The 49–72% objective response rates in patients with metastatic melanoma indicate that ACT represents the best available treatment for patients with this disease4–6. A summary of Surgery Branch, NCI immunotherapy efforts for the treatment of patients with metastatic melanoma is shown in Figure 4. Objective response rates to treatment vaccines are about 3%, IL-2 and anti CTLA-4 about 15%, and ACT has increased response rates to 72% with increasing lymphodepletion prior to cell transfer.
Efforts to both improve ACT treatment as well as simplify it to make more widely available are underway. Simplified techniques for generating very “young” TIL have been developed32. The use of low dose outpatient IL-2 (125,000IU/kg qd) 33 is also being explored as a method to potentially reduce some of the cytokine related toxicities seen with the use of high dose IL-2.
Several approaches that may enhance the effectiveness of ACT in humans are summarized in Table 2. Perhaps the single most important factor yet to be explored is the addition of vaccines to the treatment regimen.

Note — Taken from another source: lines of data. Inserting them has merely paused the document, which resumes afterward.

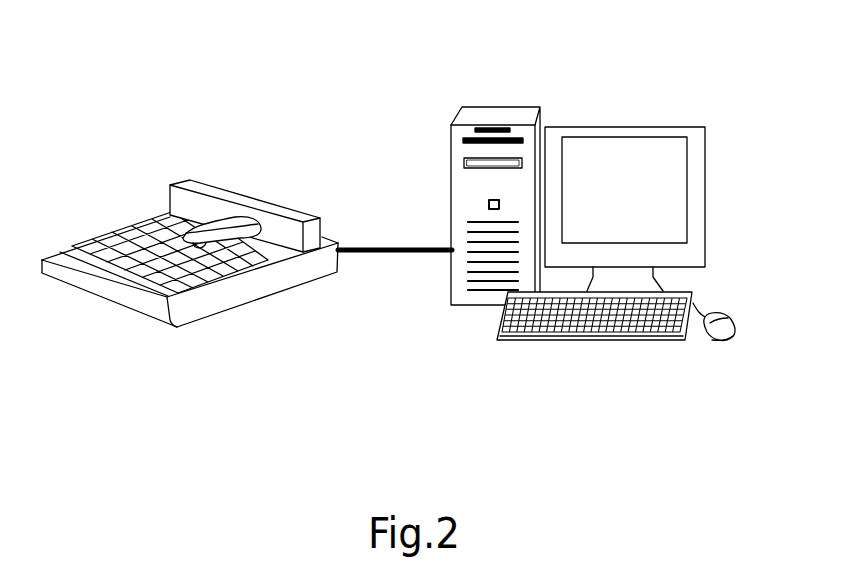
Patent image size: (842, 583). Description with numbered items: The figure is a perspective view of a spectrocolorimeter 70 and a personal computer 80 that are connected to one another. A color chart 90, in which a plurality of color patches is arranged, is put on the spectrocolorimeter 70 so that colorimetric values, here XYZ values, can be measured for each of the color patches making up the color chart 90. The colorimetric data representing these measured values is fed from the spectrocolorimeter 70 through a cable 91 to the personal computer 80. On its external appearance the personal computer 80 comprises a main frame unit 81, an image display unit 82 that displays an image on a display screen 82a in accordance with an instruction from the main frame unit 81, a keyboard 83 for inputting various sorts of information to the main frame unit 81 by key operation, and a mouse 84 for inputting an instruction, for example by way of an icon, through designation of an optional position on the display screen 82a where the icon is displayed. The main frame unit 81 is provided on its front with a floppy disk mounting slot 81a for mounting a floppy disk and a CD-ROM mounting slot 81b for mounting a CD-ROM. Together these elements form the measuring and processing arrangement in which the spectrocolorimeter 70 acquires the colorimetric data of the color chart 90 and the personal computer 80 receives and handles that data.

The spectrocolorimeter 70 is at (180, 204).
The color chart 90 is at (82, 250).
The cable 91 is at (390, 247).
The personal computer 80 is at (580, 177).
The main frame unit 81 is at (451, 168).
The floppy disk mounting slot 81a is at (462, 139).
The CD-ROM mounting slot 81b is at (464, 160).
The image display unit 82 is at (669, 171).
The display screen 82a is at (687, 173).
The keyboard 83 is at (693, 295).
The mouse 84 is at (736, 330).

In animal models the administration of a vaccine encoding the antigen recognized by the transferred cells substantially improves the anti-tumor efficacy of treatment34. This represents a high priority for testing in the human.

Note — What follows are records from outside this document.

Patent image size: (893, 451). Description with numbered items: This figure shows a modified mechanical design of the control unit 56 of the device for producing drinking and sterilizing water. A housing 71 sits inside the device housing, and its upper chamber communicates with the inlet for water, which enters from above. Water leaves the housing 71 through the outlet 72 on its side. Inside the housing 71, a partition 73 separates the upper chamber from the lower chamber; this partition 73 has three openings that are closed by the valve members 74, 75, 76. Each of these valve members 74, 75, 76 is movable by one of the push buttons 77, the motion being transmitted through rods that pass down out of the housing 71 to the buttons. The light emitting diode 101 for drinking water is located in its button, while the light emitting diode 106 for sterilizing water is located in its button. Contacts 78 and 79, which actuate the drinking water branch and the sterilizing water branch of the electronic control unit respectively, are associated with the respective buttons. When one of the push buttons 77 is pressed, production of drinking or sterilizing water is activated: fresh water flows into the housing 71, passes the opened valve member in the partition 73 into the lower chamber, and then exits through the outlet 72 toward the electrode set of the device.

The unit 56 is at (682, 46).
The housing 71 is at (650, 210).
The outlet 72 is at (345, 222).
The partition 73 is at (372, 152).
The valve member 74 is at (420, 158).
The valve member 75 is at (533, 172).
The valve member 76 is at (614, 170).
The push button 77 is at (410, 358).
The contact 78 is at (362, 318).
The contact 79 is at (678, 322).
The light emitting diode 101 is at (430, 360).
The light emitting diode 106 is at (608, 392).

Some patients with metastatic melanoma do not have easily resectable lesions that can give rise to TIL or have lesions with too low a number of infiltrating lymphocytes to provide TIL for therapy. These considerations led us to perform trials exploring the genetic modification of autologous lymphocytes with genes encoding anti-tumor T cell receptors6. In an initial clinical trial, circulating lymphocytes from patients with melanoma were transduced with retroviruses encoding an anti-MART-1 T cell receptor8,35. These lymphocytes were administered to patients following the cyclophosphamide/fludarabine non-myeloablative chemotherapy. In our initial report two of 17 patients responded to this therapy both of whom are disease free three years later. Retroviruses have now been constructed encoding T cell receptors with higher avidity for recognition of melanoma antigens and those are now being evaluated in a clinical trial36. T cell receptors that recognize antigenic epitopes from p53, gp100, carcinoembryonic antigen and the cancer-testes antigen, NY-ESO-1 are being clinically tested as well (Figure 4) 37–39. In addition, chimeric antigen receptors have been constructed utilizing the variable region of the heavy and light chains of monoclonal antibodies against Her2/neu and against CD19 (Figure 5). These chimeric receptors utilize signaling chains from CD28, 41BB and CD3 zeta and when retrovirally inserted into normal lymphocytes can confer the recognition capability of these antibodies40. The ability to convert normal lymphocytes into cells with anti-tumor activity has the potential to extend ACT to patients with common cancers and these clinical trials have begun.